И Тенгиз казался незнакомым и другим. Вне привычной Деревни, вне Иерусалима, в этой Одессе, этот Тенгиз будто превратился в чужого человека, о котором я ничего не знала. И от этого было еще хуже, потому что он словно выпал из той роли, которую должен был всегда для меня исполнять, но больше не исполнял. Так что в какой-то момент я поняла, что потеряла не только папу, но еще и мадриха. Лучше бы он никогда не выходил из Деревни.
Глава 52
Проводник
Тенгиз уговорил всю мою семью сидеть шиву семь дней дома, хоть мой папа не был евреем и в заповеди это не входило. Он на этом настоял, потому что еврейские обычаи не просто так из пальца высосаны, а являются рецептом к душевному равновесию, так что не важно, по ком сидишь шиву, важно просто семь дней горевать и ничего больше не делать.

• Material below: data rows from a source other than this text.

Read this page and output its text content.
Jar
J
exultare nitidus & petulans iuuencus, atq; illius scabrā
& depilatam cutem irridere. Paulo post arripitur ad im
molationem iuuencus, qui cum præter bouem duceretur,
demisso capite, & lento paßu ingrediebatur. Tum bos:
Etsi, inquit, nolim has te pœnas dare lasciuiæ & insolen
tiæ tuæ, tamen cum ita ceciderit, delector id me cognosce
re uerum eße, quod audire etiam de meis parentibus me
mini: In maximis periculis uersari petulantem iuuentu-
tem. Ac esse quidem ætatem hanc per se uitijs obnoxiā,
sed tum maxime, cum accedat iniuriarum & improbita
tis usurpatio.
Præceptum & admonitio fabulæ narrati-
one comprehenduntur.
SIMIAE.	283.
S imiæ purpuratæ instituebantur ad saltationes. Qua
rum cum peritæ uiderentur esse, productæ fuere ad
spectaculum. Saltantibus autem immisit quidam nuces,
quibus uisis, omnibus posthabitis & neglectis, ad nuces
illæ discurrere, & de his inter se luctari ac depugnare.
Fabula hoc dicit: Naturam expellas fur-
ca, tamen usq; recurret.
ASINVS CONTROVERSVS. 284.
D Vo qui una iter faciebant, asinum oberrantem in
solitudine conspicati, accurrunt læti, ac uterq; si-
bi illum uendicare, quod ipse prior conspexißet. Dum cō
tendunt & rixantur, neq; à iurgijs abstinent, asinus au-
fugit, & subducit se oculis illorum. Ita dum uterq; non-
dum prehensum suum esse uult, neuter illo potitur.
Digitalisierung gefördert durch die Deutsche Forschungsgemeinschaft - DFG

Тенгиз сидел с нами все семь дней, рассматривал семейные альбомы: мои белые банты в первом классе, тридцать снимков рядом с Дюком, первые очки Кирилла, свадьба родителей в ресторане “Волна”, папина школа, папины каникулы с мячом и гурьбой пацанов в трусах до шеи на даче тети Гали на четырнадцатой станции Фонтана, послевоенная молодость бабушки и деда, запечатленная в фотоателье. Маминого детства в альбомах не было, но она вдруг заговорила про своих родителей, про их отъезд и даже про гетто на Слободке, о чем всегда молчала. Дед рассказывал про Херсон, Очаков, про войну, артиллерийский полк, про ранение и показал шрам на бедре. Бабушка тарахтела про Казань, эвакуацию и интеллигентных врачей и фельдшеров, которые были ее предками, и были они родом из польско-литовских княжеств, давно вычеркнутых из исторических учебников.